Les années écoulées ont permis de mieux comprendre les tenants et aboutissants grâce à une décision rendue par la Cour d'appel de l'Ontario, selon laquelle l'article 68 de la LFI établit un code complet pour le traitement d'un revenu et rien n'indique que ce code s'applique uniquement à la période comprise entre la date de la faillite et celle de la libération. Dans sa décision rendue le 6 septembre 2000 dans l'affaire Landry (50 O.R. [3e] 1), la Cour d'appel a jugé que les arrêts de la Cour suprême dans les affaires Wallace et Marzetti montrent clairement que l'article 68 s'applique uniquement en raison de la nature des biens en question, peu importe le moment où ces biens ont été acquis ou le fait qu'un versement représente ou non un paiement forfaitaire.

Conséquence concrète de cette décision, il ne sera plus nécessaire d'attribuer un versement forfaitaire à une période antérieure ou postérieure à la cession en faillite et de traiter différemment les portions respectives de ce versement.

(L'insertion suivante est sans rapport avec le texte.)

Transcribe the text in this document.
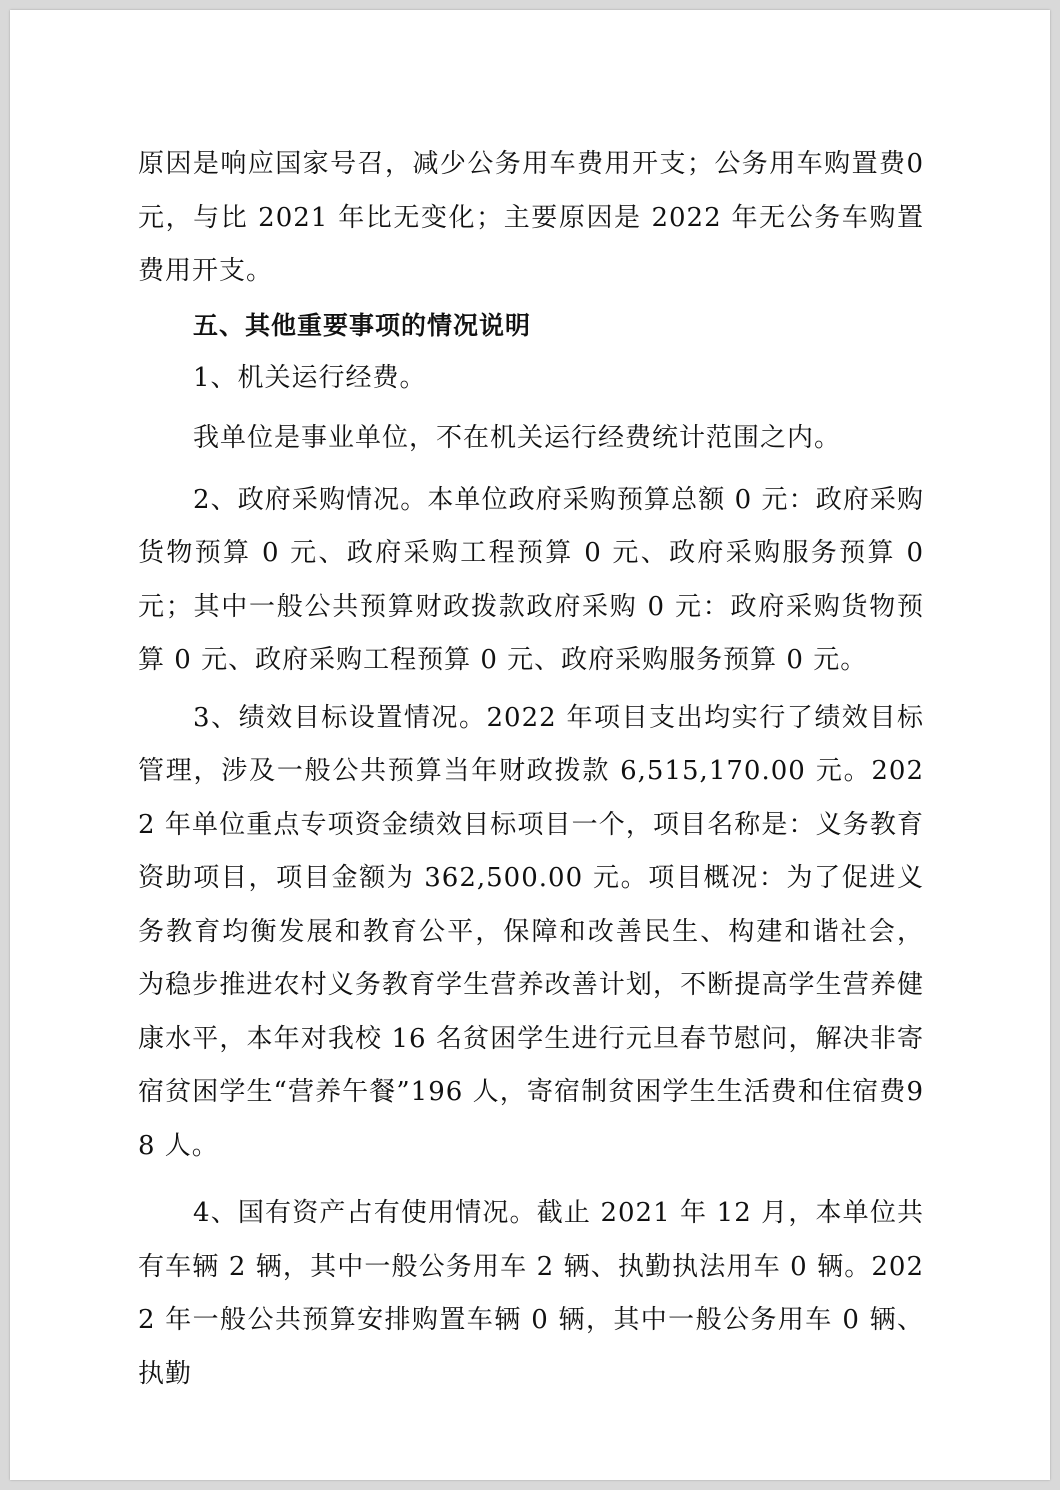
原因是响应国家号召，减少公务用车费用开支；公务用车购置费0元，与比 2021 年比无变化；主要原因是 2022 年无公务车购置费用开支。

五、其他重要事项的情况说明

1、机关运行经费。

我单位是事业单位，不在机关运行经费统计范围之内。

2、政府采购情况。本单位政府采购预算总额 0 元：政府采购货物预算 0 元、政府采购工程预算 0 元、政府采购服务预算 0 元；其中一般公共预算财政拨款政府采购 0 元：政府采购货物预算 0 元、政府采购工程预算 0 元、政府采购服务预算 0 元。

3、绩效目标设置情况。2022 年项目支出均实行了绩效目标管理，涉及一般公共预算当年财政拨款 6,515,170.00 元。2022 年单位重点专项资金绩效目标项目一个，项目名称是：义务教育资助项目，项目金额为 362,500.00 元。项目概况：为了促进义务教育均衡发展和教育公平，保障和改善民生、构建和谐社会， 为稳步推进农村义务教育学生营养改善计划，不断提高学生营养健康水平，本年对我校 16 名贫困学生进行元旦春节慰问，解决非寄宿贫困学生“营养午餐”196 人，寄宿制贫困学生生活费和住宿费98 人。

4、国有资产占有使用情况。截止 2021 年 12 月，本单位共有车辆 2 辆，其中一般公务用车 2 辆、执勤执法用车 0 辆。2022 年一般公共预算安排购置车辆 0 辆，其中一般公务用车 0 辆、执勤
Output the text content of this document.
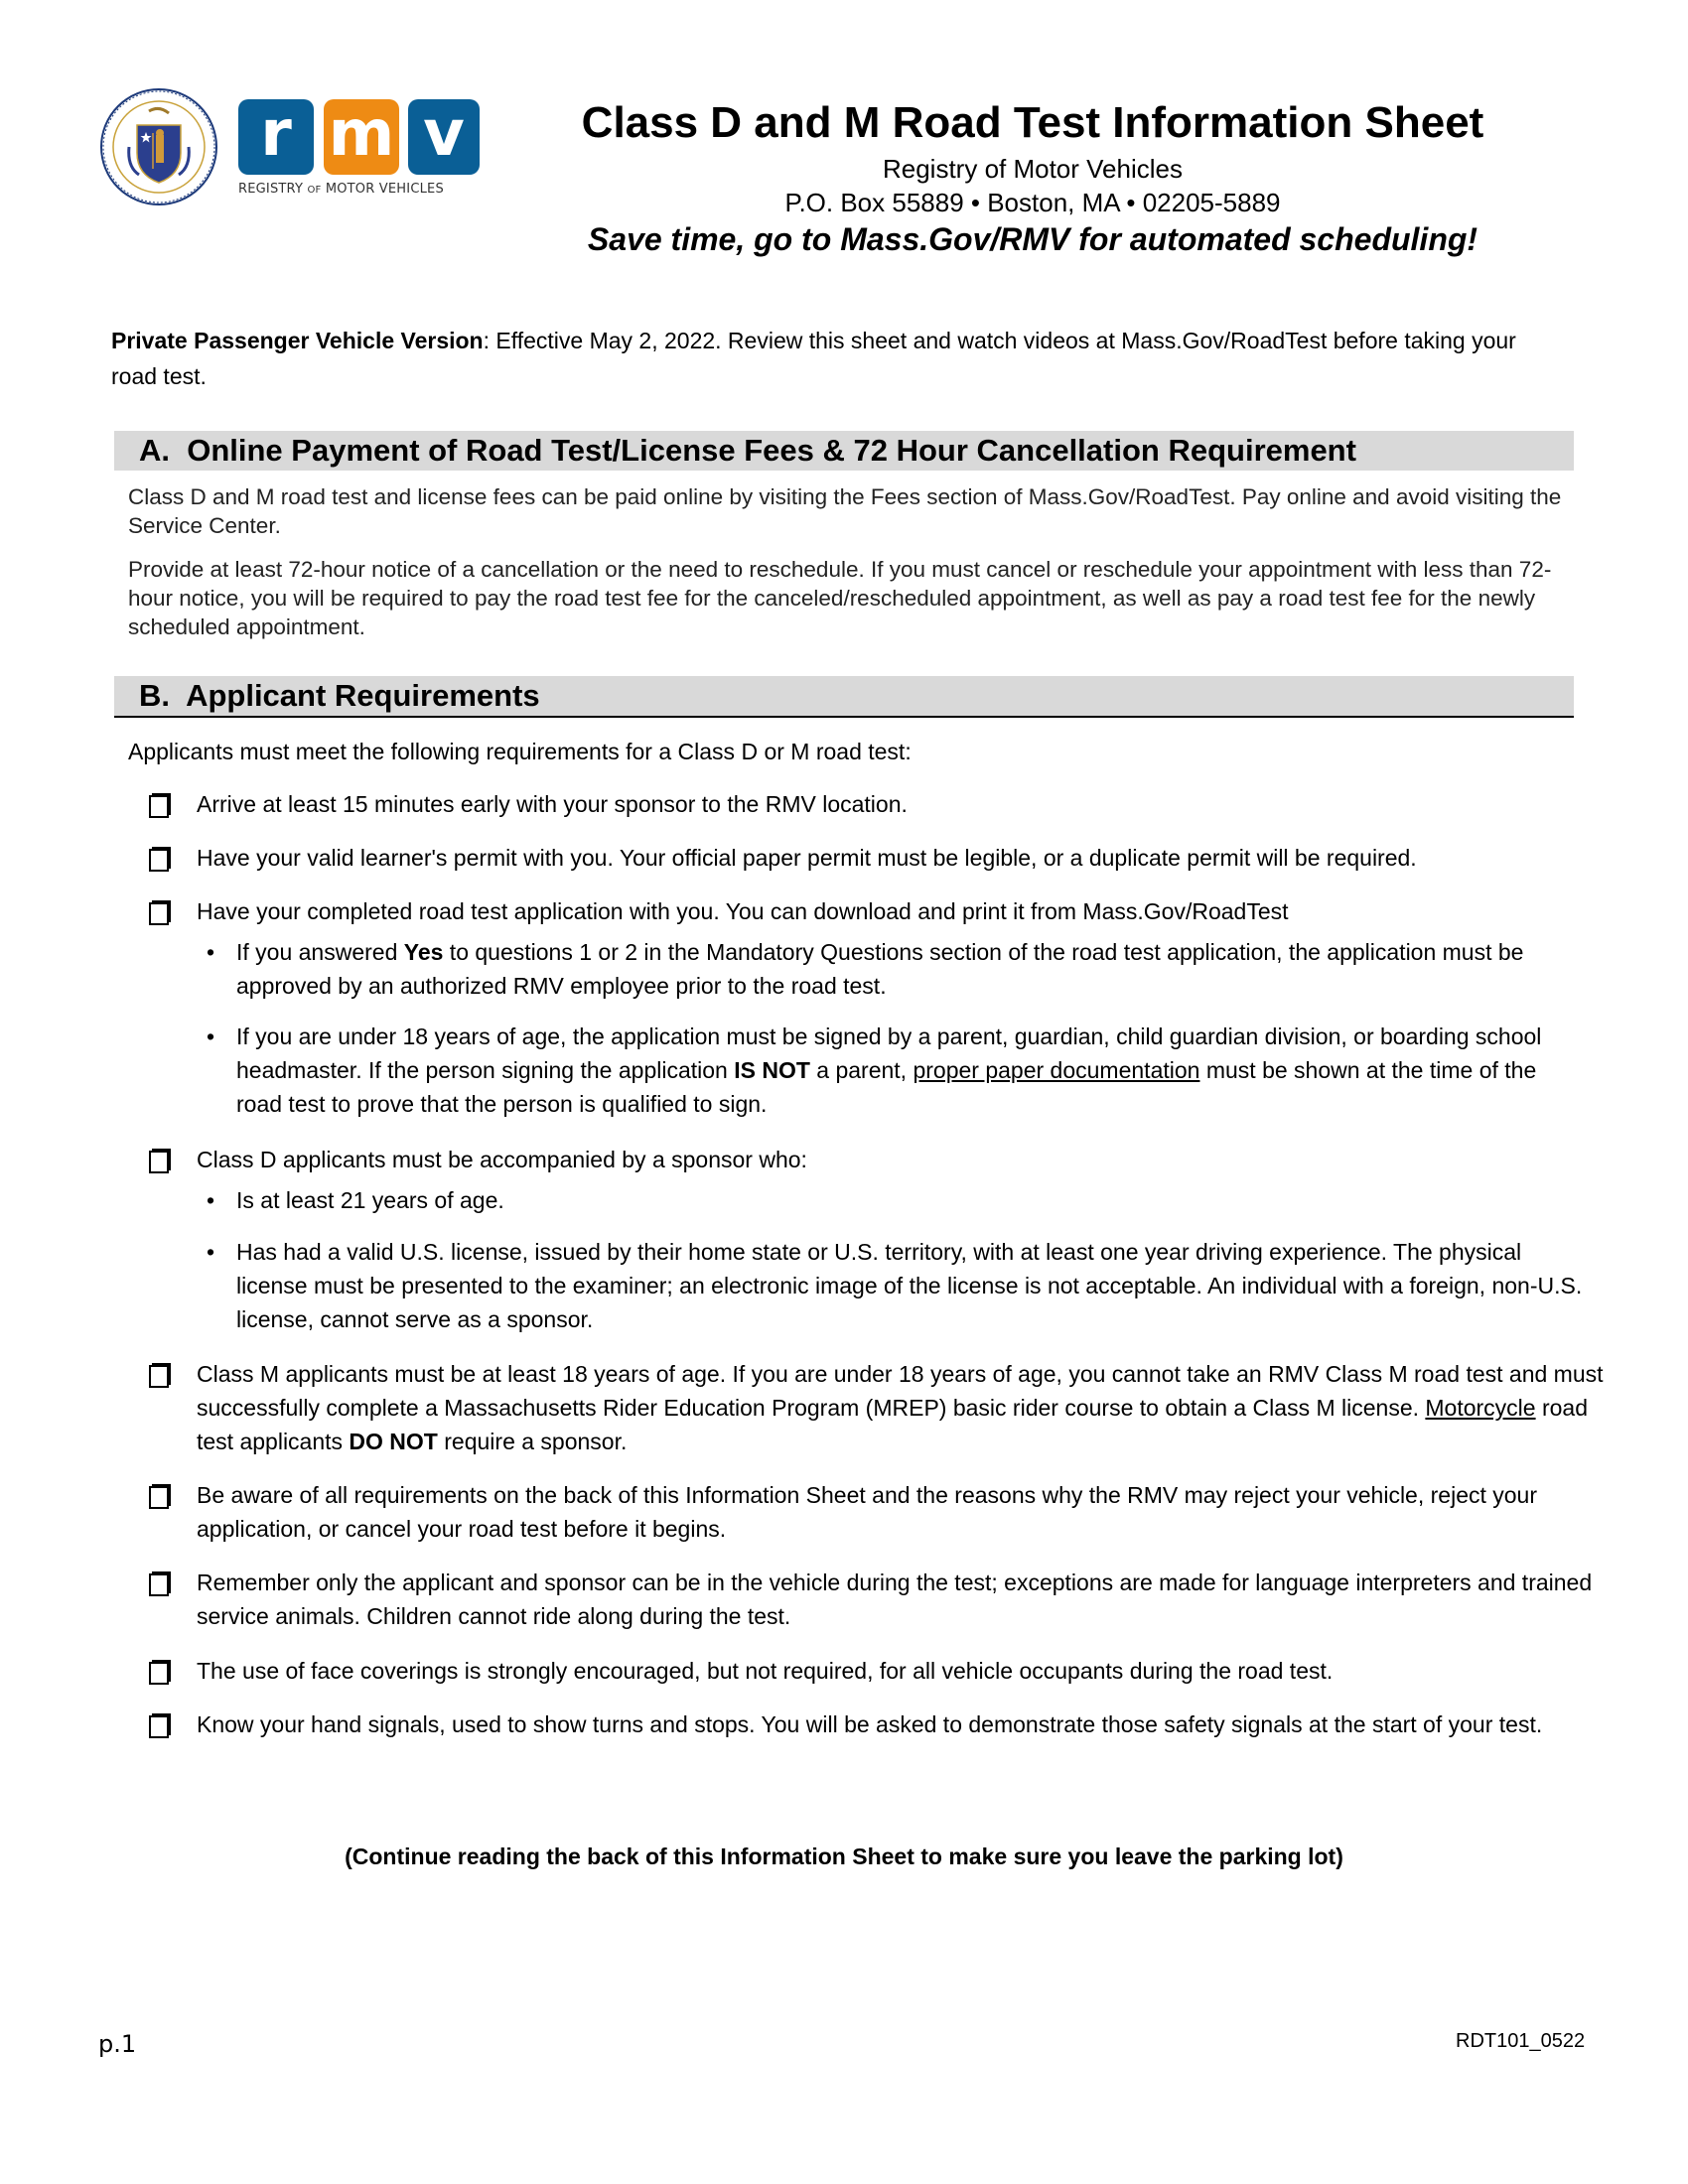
r m v
REGISTRY OF MOTOR VEHICLES
Class D and M Road Test Information Sheet
Registry of Motor Vehicles
P.O. Box 55889 • Boston, MA • 02205-5889
Save time, go to Mass.Gov/RMV for automated scheduling!
Private Passenger Vehicle Version: Effective May 2, 2022. Review this sheet and watch videos at Mass.Gov/RoadTest before taking your road test.
A.  Online Payment of Road Test/License Fees & 72 Hour Cancellation Requirement
Class D and M road test and license fees can be paid online by visiting the Fees section of Mass.Gov/RoadTest. Pay online and avoid visiting the Service Center.
Provide at least 72-hour notice of a cancellation or the need to reschedule. If you must cancel or reschedule your appointment with less than 72-hour notice, you will be required to pay the road test fee for the canceled/rescheduled appointment, as well as pay a road test fee for the newly scheduled appointment.
B.  Applicant Requirements
Applicants must meet the following requirements for a Class D or M road test:
Arrive at least 15 minutes early with your sponsor to the RMV location.
Have your valid learner's permit with you. Your official paper permit must be legible, or a duplicate permit will be required.
Have your completed road test application with you. You can download and print it from Mass.Gov/RoadTest
• If you answered Yes to questions 1 or 2 in the Mandatory Questions section of the road test application, the application must be approved by an authorized RMV employee prior to the road test.
• If you are under 18 years of age, the application must be signed by a parent, guardian, child guardian division, or boarding school headmaster. If the person signing the application IS NOT a parent, proper paper documentation must be shown at the time of the road test to prove that the person is qualified to sign.
Class D applicants must be accompanied by a sponsor who:
• Is at least 21 years of age.
• Has had a valid U.S. license, issued by their home state or U.S. territory, with at least one year driving experience. The physical license must be presented to the examiner; an electronic image of the license is not acceptable. An individual with a foreign, non-U.S. license, cannot serve as a sponsor.
Class M applicants must be at least 18 years of age. If you are under 18 years of age, you cannot take an RMV Class M road test and must successfully complete a Massachusetts Rider Education Program (MREP) basic rider course to obtain a Class M license. Motorcycle road test applicants DO NOT require a sponsor.
Be aware of all requirements on the back of this Information Sheet and the reasons why the RMV may reject your vehicle, reject your application, or cancel your road test before it begins.
Remember only the applicant and sponsor can be in the vehicle during the test; exceptions are made for language interpreters and trained service animals. Children cannot ride along during the test.
The use of face coverings is strongly encouraged, but not required, for all vehicle occupants during the road test.
Know your hand signals, used to show turns and stops. You will be asked to demonstrate those safety signals at the start of your test.
(Continue reading the back of this Information Sheet to make sure you leave the parking lot)
p.1	RDT101_0522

Le paiement forfaitaire doit être régi uniquement par l'article 68. La décision du registraire Hill dans l'affaire Laybolt (2000), N.S.J. no 285, donne une orientation pratique pour l'application de cette approche :

« Premièrement, le syndic devrait uniquement effectuer le calcul quand le montant touché constitue un "revenu", mais non quand il s'agit d'un montant qui n'est traditionnellement pas considéré comme tel, pour quelque raison que ce soit.

« Deuxièmement, je ne vois pas pourquoi, sous réserve des considérations énoncées ci-après, le revenu "gagné" avant la faillite mais touché après cette date ne devrait pas être affecté intégralement à l'actif aux termes de l'article 68. De façon générale, ce revenu aurait été gagné à un moment où le failli contractait ou avait des obligations envers ses créanciers. Il se serait habituellement acquitté de ces obligations au moyen du revenu gagné et je ne vois pas pourquoi une cession en faillite survenue entre-temps devrait procurer au failli un gain inattendu au détriment de ses créanciers.

« Troisièmement, il faudrait prendre en compte la situation personnelle et familiale du failli et ce dernier devrait être en mesure de retenir une proportion suffisante du revenu pour faire passer son revenu pendant la durée entière de la faillite au montant que le syndic lui aurait permis de retenir si le revenu avait été disponible sur une base périodique en application du paragraphe 68(3)ou (4).

« Quatrièmement, il est possible que certaines considérations "spéciales" puissent convaincre le syndic ou le tribunal qu'il y a lieu de déroger à ces principes. Ces situations seront fort probablement l'exception, et non la règle, et je pense qu'il est superflu d'entrer dans le détail ici. »

Cette approche est compatible avec les modifications proposées à la LFI dans le projet de loi C-55, lesquelles aborderont expressément le traitement des versements d'équité salariale, qu'ils soient de source fédérale, provinciale ou autre. Le projet de loi, qui a obtenu la sanction royale le 25 novembre 2005 mais n'est pas encore entré en vigueur, précise ce qui suit :

« revenu total » Pour l'application de la définition de « revenu excédentaire »,

a) le revenu total d'un failli comprend, malgré les alinéas 67(1)b) et b.1), les revenus de toute nature ou source qu'il reçoit entre la date de sa faillite et celle de sa libération — y compris les sommes reçues entre ces dates à titre de dommages-intérêts pour congédiement abusif ou de règlement en matière de parité salariale ou en vertu d'une loi fédérale ou provinciale relative aux accidents du travail — mais

b) ne comprend pas les gains inattendus qu'il reçoit entre ces dates, notamment les sommes acquises par donation, legs ou succession.